The thought struck me that this is a great description of just about anything in the church. Will you serve in the Nursery? Yes, willingly, because I hafta, or else I wouldn’t be faithful. Will you pay your tithing? Willingly, because I hafta, or I can’t see my kid get married in the temple. Will you remain chaste? Willingly, because I hafta, or else I’ll be one of the vilest of sinners.
I think it would look good on a T-shirt. Of course, the song shifts at the end to “Willingly, because we want to,” the ideal change for mormons where they don’t just do it out of duty, but out of love and a desire to align their wills to God’s.
Brigham: Another thing I noticed was that Brigham was mentioned everywhere. He was mentioned as knowing what to do, as being a confident leader, and being the Prophet’s truest friend. Sidney was only mentioned in connection to stirring up mobs that would kill them, and John C. Bennett, the man the Prophet referred to as his closest friend, was not mentioned.
Emma: Everywhere they had the opportunity, “Emma and Joseph” were mentioned together, basically ignoring and whitewashing polygamy. The Re-org church denied polygamy until they were forced to accept it and reduced Joseph to “a man with a spiritual experience.” Is mainstream mormonism on the same path?

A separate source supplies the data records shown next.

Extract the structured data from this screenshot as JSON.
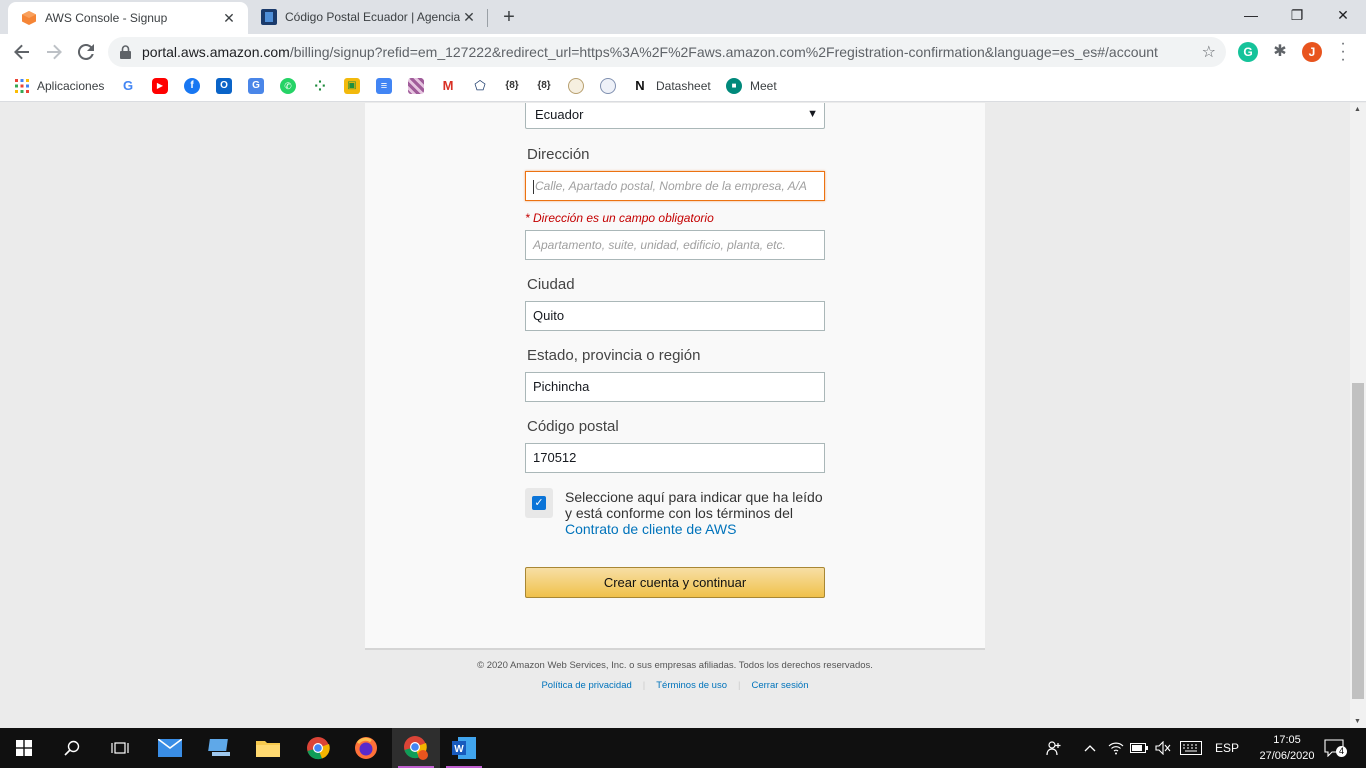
{
  "browser": {
    "tabs": [
      {
        "title": "AWS Console - Signup",
        "active": true
      },
      {
        "title": "Código Postal Ecuador | Agencia",
        "active": false
      }
    ],
    "close_glyph": "✕",
    "new_tab_glyph": "+",
    "window_controls": {
      "minimize": "—",
      "maximize": "❐",
      "close": "✕"
    },
    "url_host": "portal.aws.amazon.com",
    "url_path": "/billing/signup?refid=em_127222&redirect_url=https%3A%2F%2Faws.amazon.com%2Fregistration-confirmation&language=es_es#/account",
    "profile_initial": "J",
    "bookmarks": [
      {
        "label": "Aplicaciones",
        "icon": "apps-grid-icon"
      },
      {
        "label": "",
        "icon": "google-icon",
        "letter": "G",
        "color": "#ffffff"
      },
      {
        "label": "",
        "icon": "youtube-icon",
        "color": "#ff0000"
      },
      {
        "label": "",
        "icon": "facebook-icon",
        "letter": "f",
        "color": "#1877f2"
      },
      {
        "label": "",
        "icon": "outlook-icon",
        "letter": "O",
        "color": "#0a64c8"
      },
      {
        "label": "",
        "icon": "translate-icon",
        "letter": "G",
        "color": "#4a86e8"
      },
      {
        "label": "",
        "icon": "whatsapp-icon",
        "color": "#25d366"
      },
      {
        "label": "",
        "icon": "dots-app-icon",
        "color": "#1b8a3a"
      },
      {
        "label": "",
        "icon": "classroom-icon",
        "color": "#f2b90c"
      },
      {
        "label": "",
        "icon": "docs-icon",
        "color": "#4285f4"
      },
      {
        "label": "",
        "icon": "pattern-icon",
        "color": "#a05c9a"
      },
      {
        "label": "",
        "icon": "gmail-icon",
        "letter": "M",
        "color": "#ffffff"
      },
      {
        "label": "",
        "icon": "pentagon-icon",
        "color": "#ffffff"
      },
      {
        "label": "",
        "icon": "brackets-icon",
        "color": "#ffffff"
      },
      {
        "label": "",
        "icon": "brackets-icon-2",
        "color": "#ffffff"
      },
      {
        "label": "",
        "icon": "seal-icon",
        "color": "#ffffff"
      },
      {
        "label": "",
        "icon": "seal-icon-2",
        "color": "#ffffff"
      },
      {
        "label": "Datasheet",
        "icon": "datasheet-icon"
      },
      {
        "label": "Meet",
        "icon": "meet-icon"
      }
    ]
  },
  "form": {
    "country_value": "Ecuador",
    "address_label": "Dirección",
    "address_placeholder": "Calle, Apartado postal, Nombre de la empresa, A/A",
    "address_error": "* Dirección es un campo obligatorio",
    "address2_placeholder": "Apartamento, suite, unidad, edificio, planta, etc.",
    "city_label": "Ciudad",
    "city_value": "Quito",
    "state_label": "Estado, provincia o región",
    "state_value": "Pichincha",
    "postal_label": "Código postal",
    "postal_value": "170512",
    "agree_checked": true,
    "agree_text": "Seleccione aquí para indicar que ha leído y está conforme con los términos del",
    "agree_link": "Contrato de cliente de AWS",
    "submit_label": "Crear cuenta y continuar"
  },
  "footer": {
    "copyright": "© 2020 Amazon Web Services, Inc. o sus empresas afiliadas. Todos los derechos reservados.",
    "links": [
      "Política de privacidad",
      "Términos de uso",
      "Cerrar sesión"
    ]
  },
  "taskbar": {
    "language": "ESP",
    "time": "17:05",
    "date": "27/06/2020",
    "notification_count": "4"
  },
  "colors": {
    "accent_orange": "#ec7211",
    "link_blue": "#0073bb",
    "error_red": "#c40000",
    "checkbox_blue": "#0b74d8"
  }
}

Forced Testimonies: At each of the historical cites, they gave some cool information as to what it was like to be a candle maker or a wheelwright in that day and age. However, along with the historical information, it was clear that the card had a “work your testimony in here” line, as each person would try to force a line about how candle making or adding spokes to a wheel related to the gospel. Correlation at its worst.
Tattletales: At the Liberty Jail in Missouri, one of my children asked the guide why Joseph was put in prison. The guide replied “Tattletales.” On my way out my wide-eyed daughters were aghast that tattletales could cause that. I explained that there were two men who signed a document stating that the church had burned down a store, driven people from their homes, and taken the people’s stuff.
The two men were apostles. They were concerned that people were getting out of control. They were more than “tattletales,” they were concerned citizens.
Anyway, those are some of my initial thoughts.